Idiopathic Interstitial Pneumonia Associated With Autoantibodies: A Large Case Series Followed Over 1 Year

Background Some patients with autoimmune characteristics and idiopathic interstitial pneumonia, particularly usual interstitial pneumonia (UIP), do not fit neatly into the category of connective tissue disease-associated interstitial lung disease (CTD-ILD), idiopathic pulmonary fibrosis (IPF), or recently proposed yet to be validated criteria for interstitial pneumonia with autoimmune features (IPAF). Outcomes of these patients are unknown.
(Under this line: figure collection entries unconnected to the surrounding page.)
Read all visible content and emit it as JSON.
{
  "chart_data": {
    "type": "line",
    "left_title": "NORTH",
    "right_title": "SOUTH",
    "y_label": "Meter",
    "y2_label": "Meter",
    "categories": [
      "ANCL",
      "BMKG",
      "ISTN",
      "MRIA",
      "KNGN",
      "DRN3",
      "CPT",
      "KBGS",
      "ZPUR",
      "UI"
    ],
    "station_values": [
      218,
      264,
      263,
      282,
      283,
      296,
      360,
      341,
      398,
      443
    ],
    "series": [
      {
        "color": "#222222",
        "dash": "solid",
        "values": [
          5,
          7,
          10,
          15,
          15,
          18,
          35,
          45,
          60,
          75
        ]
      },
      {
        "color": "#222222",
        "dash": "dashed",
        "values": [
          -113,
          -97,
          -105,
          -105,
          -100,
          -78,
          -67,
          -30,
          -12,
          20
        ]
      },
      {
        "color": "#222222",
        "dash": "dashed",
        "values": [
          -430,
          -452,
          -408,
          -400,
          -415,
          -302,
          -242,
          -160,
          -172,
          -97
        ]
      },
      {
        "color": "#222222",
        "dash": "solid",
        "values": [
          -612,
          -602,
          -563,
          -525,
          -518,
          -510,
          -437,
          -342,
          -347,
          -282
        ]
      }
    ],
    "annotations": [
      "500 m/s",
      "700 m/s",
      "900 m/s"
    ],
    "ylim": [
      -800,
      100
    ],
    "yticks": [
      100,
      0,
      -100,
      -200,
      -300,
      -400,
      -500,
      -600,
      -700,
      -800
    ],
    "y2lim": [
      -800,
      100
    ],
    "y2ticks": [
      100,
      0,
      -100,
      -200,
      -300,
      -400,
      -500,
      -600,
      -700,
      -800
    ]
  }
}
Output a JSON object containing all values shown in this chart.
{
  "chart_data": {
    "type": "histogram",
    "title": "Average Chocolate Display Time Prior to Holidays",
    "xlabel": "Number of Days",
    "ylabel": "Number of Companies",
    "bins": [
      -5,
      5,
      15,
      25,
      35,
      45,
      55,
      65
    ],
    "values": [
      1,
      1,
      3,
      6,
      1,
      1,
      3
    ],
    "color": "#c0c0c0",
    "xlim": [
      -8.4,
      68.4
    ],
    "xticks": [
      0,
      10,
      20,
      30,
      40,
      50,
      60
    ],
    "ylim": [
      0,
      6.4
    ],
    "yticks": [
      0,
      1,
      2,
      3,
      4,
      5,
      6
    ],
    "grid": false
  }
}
Methods This was a retrospective single-center study. Analyses of variance compared differences in mean change in FVC and diffusion capacity (Dlco) over 1 year among 124 well-defined patients (20 patients with positive autoantibodies with or without symptoms of connective tissue disease [AI-ILD], 15 patients with IPAF, 36 patients with CTD-ILD, and 53 patients with IPF with negative CTD serologies [Lone-IPF]). Results Of the patients, 75% with AI-ILD, 33% with IPAF, and 33% with CTD-ILD had UIP. Initial FVC and Dlco were similarly moderately reduced across groups. Mean change in FVC over 12 months was as follows: −60 mL (IPAF), −110 mL (AI-ILD), −10 mL (CTD-ILD), and −90 mL (Lone-IPF) ( P  = .52). Mean change in Dlco was as follows: 2.39 mL/mm Hg/min (IPAF), −1.15 mL/mm Hg/min (AI-ILD), −0.27 mL/mm Hg/min (CTD-ILD), and −1.05 mL/mm Hg/min (Lone-IPF) ( P P  = .001). Conclusions No clinically significant differences in pulmonary function to distinguish between patients with AI-ILD, IPAF, CTD-ILD, and Lone-IPF were observed after 1 year. Longer periods of follow-up are needed to understand the outcomes of these patients. It is not yet clear whether AI-ILD is a distinct phenotype or a variant of the newly proposed entity IPAF.